Tuesday, March 2, 2010

Whoa, Nelly

I can get ahead of myself. Often this problem is a byproduct of reading too quickly. My husband expresses dismay when I accidentally allow him to observe the rate at which I consume literature. When she sees what's going on, my mother also complains. This is not my fault. I read as much as I could as a child - I remember the day when I realized I'd read every book I wanted to in our neighborhood library - and now I read fast. That's how it is. I don't really understand why other people find the need to object to this innocent characteristic, when I'm the one who is constantly running short of reading material.

Lately I've been reading Fresh Food from Small Spaces: The Square Inch Gardener's Guide to Year-Round Growing, Fermenting, and Sprouting by R. J. Ruppenthal. It's dynamite. It makes me want to skip through the catalogs like a Pollyanna in pigtails, filling my virtual shopping basket with Victorian Bell Cloches (Territorial Seed Company), Braising Green Seeds (Seeds of Change), self-watering containers (Gardener's Supply Company), trellises . . . how about a greenhouse? Maybe I should keep bees! Chickens! Mushroom logs!

Whoa, Nelly. I don't even like mushrooms.

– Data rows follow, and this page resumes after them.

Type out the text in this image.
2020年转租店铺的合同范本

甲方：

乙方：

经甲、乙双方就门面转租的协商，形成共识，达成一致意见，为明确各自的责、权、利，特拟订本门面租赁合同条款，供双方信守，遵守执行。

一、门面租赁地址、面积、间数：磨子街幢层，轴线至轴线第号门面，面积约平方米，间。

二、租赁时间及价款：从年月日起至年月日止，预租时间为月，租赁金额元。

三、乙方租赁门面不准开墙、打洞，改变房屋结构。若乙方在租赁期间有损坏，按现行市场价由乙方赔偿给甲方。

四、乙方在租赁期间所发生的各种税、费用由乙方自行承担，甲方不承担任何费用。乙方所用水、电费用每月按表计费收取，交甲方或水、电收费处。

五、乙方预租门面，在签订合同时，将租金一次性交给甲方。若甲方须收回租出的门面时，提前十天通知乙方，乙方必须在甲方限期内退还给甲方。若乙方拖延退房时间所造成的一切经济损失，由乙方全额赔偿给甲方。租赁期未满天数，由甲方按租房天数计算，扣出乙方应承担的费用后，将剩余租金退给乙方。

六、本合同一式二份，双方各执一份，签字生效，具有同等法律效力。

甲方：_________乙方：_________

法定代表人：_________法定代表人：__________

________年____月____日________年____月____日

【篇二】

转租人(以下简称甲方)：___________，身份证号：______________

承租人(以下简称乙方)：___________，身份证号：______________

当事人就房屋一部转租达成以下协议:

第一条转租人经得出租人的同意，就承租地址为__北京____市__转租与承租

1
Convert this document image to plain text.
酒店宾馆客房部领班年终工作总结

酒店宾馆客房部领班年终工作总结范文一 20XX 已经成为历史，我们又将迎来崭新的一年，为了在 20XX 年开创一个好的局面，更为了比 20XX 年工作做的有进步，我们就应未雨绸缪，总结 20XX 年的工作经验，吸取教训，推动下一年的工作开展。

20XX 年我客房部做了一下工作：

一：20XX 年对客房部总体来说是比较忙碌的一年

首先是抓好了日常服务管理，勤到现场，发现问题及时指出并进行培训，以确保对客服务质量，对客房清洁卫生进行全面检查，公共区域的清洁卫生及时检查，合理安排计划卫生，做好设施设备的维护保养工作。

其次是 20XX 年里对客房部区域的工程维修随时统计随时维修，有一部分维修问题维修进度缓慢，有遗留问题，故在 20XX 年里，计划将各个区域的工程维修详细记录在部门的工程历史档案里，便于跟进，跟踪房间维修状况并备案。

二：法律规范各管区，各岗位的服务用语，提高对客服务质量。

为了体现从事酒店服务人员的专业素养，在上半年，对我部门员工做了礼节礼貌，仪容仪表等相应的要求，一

Ruppenthal, who turns out to be a professor at Evergreen College, has a very friendly writing voice. He makes it all seem so possible. He delineates which plants grow under various light conditions and what to do after you've been growing stuff in a container for a year and it's time to plant again. Actual, concrete conceptions of how I could actually grow food here are starting to coalesce out of my brain-mist. The trick will be to focus on a few simple things I can add each year. This year, I'm thinking: rhubarb, kale, peas, beans. That's not too complicated, right?